Elle a beau inventer des chemins de traverse, charmer le policier, la jeune femme finit par aborder le sujet litigieux. Les amoureux de sa mère sont disparus quand Moïra a prononcé une certaine formule.
«J’ai compris qu’il me faudrait prononcer mon souhait avec plus de ferveur et de rimes… et peut-être donner un coup de pouce au destin. «Faites que Maurice Taché-Soucy, faux magicien et menteur, ne remette plus jamais les pieds dans notre demeure. Et puisqu’il est incapable de véritable amour, que le fil qui relie sa vie à la nôtre soit rompu pour toujours.»» (p.129)

Quelques phrases et les hommes se sont évanouis. Vérité ou mensonge? Qu’est-ce qui s’est passé? Moïra parvient à envoûter le policier avec ses histoires. C’est ce qui importe. Ils vivront heureux et auront beaucoup d’enfants.
Entre le conte et le roman, «L’échappée des petites maisons» est une immersion dans un monde enchanté. Tout y est! L’imagination, la manière de transformer la réalité et de l’habiter. La cruauté aussi.
Marjolaine Bouchard fait appel à de nombreux personnages, particulièrement à «Rumpelstiltskin» des frères Grimm qui devient la clef de voute du roman.

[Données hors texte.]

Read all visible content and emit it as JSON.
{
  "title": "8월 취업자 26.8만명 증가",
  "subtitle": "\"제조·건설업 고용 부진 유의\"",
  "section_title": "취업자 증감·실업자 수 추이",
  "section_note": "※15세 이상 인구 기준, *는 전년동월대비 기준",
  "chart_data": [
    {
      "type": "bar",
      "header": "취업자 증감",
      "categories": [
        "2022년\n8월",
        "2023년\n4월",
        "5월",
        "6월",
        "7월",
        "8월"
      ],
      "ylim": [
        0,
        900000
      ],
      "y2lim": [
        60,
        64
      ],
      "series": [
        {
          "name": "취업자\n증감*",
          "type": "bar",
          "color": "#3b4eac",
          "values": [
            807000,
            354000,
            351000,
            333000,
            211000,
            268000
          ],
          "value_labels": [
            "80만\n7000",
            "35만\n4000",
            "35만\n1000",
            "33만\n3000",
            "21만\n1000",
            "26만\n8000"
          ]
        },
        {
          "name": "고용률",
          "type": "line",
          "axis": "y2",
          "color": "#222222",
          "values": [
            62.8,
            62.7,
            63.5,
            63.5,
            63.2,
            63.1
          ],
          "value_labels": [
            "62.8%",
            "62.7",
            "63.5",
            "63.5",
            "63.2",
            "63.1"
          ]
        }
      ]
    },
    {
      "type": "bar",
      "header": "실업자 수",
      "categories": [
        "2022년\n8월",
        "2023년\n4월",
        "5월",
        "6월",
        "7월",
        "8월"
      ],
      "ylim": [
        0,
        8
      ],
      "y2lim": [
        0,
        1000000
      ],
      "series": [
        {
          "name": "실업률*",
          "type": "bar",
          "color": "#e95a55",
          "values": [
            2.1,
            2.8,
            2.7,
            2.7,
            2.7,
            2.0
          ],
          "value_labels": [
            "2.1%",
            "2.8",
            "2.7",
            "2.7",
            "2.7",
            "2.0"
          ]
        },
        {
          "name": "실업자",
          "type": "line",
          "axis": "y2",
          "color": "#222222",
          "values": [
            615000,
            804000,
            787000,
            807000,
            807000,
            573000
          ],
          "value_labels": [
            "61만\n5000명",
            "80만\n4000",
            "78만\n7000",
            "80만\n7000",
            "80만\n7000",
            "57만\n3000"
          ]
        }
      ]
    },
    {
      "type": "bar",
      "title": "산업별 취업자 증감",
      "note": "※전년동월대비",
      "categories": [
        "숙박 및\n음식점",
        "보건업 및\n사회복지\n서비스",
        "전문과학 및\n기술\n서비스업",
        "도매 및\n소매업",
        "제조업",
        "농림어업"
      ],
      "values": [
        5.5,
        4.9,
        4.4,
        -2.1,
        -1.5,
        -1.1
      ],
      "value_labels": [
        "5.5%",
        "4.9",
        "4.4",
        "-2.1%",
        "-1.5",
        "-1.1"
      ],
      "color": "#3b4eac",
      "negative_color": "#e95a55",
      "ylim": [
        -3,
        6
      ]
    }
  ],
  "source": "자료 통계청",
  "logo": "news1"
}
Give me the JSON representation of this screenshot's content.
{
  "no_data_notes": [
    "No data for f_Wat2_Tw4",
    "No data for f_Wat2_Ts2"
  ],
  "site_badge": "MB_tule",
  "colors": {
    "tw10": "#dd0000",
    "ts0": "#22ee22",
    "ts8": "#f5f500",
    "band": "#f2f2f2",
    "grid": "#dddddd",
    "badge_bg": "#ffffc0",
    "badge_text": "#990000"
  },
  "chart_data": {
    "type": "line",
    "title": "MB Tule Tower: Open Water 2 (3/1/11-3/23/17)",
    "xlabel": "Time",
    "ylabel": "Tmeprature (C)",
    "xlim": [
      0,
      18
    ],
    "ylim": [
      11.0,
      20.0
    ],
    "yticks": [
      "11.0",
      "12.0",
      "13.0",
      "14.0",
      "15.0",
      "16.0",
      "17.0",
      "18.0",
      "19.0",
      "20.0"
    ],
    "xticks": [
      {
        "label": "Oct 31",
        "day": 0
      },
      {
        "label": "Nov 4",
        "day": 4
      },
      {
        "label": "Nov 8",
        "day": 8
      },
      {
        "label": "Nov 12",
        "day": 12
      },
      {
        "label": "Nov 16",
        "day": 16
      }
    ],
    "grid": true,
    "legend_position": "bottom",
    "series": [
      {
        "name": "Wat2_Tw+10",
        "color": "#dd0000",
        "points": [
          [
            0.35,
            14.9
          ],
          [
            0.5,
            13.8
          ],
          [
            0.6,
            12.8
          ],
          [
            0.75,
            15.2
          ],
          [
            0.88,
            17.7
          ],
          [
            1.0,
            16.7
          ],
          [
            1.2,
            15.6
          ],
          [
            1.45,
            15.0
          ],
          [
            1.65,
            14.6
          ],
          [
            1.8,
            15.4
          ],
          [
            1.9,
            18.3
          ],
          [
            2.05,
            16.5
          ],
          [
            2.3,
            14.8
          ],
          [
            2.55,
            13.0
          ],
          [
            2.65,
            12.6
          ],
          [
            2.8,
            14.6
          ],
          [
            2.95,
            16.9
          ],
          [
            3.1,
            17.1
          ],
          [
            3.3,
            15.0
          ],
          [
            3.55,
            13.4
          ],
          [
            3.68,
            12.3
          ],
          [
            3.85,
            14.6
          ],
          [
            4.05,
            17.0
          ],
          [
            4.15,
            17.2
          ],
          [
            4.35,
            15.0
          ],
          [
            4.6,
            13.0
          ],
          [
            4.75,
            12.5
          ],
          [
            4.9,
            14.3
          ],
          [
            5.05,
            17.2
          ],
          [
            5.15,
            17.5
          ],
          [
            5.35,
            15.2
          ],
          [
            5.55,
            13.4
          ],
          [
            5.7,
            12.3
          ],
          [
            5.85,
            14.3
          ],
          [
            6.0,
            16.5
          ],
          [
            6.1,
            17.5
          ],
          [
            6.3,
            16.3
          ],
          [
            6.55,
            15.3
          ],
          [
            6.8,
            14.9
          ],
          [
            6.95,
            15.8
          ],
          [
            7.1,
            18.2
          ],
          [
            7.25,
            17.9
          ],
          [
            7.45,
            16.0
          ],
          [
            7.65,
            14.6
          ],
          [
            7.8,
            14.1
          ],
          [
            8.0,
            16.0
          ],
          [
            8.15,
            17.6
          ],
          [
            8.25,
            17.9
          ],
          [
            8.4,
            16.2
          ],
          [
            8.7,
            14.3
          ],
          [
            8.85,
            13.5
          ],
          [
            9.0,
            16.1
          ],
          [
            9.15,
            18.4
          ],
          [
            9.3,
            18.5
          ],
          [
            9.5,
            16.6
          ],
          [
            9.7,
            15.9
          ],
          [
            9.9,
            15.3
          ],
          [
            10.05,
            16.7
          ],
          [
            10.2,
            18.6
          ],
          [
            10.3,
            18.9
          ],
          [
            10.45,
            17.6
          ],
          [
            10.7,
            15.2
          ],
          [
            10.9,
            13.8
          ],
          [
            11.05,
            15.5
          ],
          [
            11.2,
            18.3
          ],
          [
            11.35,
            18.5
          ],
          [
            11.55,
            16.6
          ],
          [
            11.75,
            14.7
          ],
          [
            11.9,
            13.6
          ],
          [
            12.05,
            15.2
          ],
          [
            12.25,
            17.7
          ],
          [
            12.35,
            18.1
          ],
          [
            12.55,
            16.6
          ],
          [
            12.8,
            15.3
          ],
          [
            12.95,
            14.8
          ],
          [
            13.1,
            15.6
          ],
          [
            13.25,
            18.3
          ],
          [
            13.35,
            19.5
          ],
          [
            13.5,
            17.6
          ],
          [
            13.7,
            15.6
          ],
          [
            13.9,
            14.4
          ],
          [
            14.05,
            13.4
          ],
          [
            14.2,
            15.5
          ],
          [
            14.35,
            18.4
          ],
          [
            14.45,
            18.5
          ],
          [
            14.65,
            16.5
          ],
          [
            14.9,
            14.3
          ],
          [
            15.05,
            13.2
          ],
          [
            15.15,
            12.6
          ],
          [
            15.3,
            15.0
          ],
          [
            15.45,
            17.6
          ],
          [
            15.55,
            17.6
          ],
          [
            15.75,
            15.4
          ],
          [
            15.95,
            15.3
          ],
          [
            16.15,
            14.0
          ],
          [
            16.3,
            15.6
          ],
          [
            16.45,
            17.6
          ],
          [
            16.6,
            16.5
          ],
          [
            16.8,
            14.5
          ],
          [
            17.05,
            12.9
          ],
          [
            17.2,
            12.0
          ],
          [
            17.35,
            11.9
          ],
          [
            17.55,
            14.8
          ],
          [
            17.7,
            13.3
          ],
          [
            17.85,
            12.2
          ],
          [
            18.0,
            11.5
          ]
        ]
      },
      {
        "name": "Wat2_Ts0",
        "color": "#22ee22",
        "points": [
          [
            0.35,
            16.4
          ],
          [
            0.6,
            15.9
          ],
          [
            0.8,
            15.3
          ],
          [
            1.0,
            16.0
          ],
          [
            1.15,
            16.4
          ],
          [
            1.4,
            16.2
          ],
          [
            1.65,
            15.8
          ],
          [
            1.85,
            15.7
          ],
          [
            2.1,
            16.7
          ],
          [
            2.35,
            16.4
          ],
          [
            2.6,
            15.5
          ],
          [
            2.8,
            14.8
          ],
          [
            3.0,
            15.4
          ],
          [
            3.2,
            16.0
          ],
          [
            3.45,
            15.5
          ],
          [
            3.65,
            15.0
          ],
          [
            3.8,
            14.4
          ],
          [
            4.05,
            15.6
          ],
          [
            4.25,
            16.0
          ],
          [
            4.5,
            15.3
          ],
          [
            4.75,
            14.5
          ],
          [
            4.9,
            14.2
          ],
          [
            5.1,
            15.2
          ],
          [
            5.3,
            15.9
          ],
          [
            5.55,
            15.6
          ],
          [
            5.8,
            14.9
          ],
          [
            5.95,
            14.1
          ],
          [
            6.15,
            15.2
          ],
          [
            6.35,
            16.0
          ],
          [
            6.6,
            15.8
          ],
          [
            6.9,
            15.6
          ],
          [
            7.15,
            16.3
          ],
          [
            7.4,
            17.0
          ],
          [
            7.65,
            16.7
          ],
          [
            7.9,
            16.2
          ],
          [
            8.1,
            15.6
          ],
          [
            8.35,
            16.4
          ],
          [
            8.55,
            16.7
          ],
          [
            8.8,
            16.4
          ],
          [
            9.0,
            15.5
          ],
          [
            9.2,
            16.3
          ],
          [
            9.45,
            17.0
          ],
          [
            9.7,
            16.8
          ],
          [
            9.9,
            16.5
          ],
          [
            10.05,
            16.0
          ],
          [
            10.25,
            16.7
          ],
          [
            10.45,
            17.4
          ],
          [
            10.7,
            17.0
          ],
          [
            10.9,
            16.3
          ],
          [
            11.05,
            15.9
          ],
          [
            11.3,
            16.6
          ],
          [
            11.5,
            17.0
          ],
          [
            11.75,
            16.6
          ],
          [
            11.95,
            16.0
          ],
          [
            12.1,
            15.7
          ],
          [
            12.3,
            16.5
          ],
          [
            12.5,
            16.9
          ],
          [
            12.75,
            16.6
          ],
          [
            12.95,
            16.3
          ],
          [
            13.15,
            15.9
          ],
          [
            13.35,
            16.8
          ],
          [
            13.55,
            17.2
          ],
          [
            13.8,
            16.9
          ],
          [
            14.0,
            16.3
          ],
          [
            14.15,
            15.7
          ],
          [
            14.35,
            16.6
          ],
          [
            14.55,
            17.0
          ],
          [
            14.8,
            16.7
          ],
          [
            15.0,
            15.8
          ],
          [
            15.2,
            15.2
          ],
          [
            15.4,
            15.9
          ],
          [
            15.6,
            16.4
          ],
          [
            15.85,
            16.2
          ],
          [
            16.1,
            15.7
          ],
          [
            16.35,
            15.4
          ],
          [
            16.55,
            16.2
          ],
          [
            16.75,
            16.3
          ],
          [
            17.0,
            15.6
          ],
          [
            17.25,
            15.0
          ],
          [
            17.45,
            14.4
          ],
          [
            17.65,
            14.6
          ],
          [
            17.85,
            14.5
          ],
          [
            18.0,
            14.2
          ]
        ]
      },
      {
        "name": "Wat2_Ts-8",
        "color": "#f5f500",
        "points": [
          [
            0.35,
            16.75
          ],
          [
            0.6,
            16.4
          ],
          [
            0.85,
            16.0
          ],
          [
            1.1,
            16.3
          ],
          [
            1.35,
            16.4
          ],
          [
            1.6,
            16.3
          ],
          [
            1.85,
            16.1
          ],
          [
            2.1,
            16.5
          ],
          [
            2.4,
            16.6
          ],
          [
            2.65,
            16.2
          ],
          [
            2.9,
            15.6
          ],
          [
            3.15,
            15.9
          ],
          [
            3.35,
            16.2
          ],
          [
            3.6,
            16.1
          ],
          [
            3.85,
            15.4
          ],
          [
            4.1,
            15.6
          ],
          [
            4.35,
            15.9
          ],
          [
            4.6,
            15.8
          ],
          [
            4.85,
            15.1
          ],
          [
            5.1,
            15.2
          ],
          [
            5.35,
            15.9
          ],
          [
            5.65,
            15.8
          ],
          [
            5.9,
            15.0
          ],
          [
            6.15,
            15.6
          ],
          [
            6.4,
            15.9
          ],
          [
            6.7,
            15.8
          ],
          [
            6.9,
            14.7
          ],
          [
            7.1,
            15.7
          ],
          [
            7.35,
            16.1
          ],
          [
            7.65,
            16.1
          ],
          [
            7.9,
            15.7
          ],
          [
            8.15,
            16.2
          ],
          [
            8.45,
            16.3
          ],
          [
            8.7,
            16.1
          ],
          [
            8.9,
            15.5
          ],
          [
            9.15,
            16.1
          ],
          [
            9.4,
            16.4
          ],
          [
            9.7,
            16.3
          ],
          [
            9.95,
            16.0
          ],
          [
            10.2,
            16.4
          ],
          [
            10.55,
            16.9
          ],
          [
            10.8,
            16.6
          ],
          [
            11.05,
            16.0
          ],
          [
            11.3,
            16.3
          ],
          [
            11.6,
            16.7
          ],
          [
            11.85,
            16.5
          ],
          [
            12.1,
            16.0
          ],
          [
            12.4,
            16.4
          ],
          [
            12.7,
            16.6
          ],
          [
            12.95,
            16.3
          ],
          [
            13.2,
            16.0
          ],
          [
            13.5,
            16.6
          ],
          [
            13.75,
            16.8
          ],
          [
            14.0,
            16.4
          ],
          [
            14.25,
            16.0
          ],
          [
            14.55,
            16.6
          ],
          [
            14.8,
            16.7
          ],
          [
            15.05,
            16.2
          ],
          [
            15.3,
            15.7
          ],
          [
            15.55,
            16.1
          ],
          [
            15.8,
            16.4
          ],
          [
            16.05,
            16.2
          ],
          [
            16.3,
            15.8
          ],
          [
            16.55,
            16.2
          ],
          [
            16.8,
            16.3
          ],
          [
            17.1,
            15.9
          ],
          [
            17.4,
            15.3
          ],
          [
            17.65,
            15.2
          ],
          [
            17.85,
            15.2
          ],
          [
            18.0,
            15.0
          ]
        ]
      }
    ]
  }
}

Quand Moïra raconte, la magie opère. Il faut seulement oublier ses balises et se laisser emporter par le talent de Madame Bouchard. Un premier roman pour adulte bellement réussi et je suis particulièrement fier d’avoir pu l’accompagner. A vous! Laissez vous raconter la plus terrible des histoires par l’enjôleuse Moïra Comté.

«L’échappée des petites maisons» de Marjolaine Bouchard est paru aux Éditions de la Grenouillère.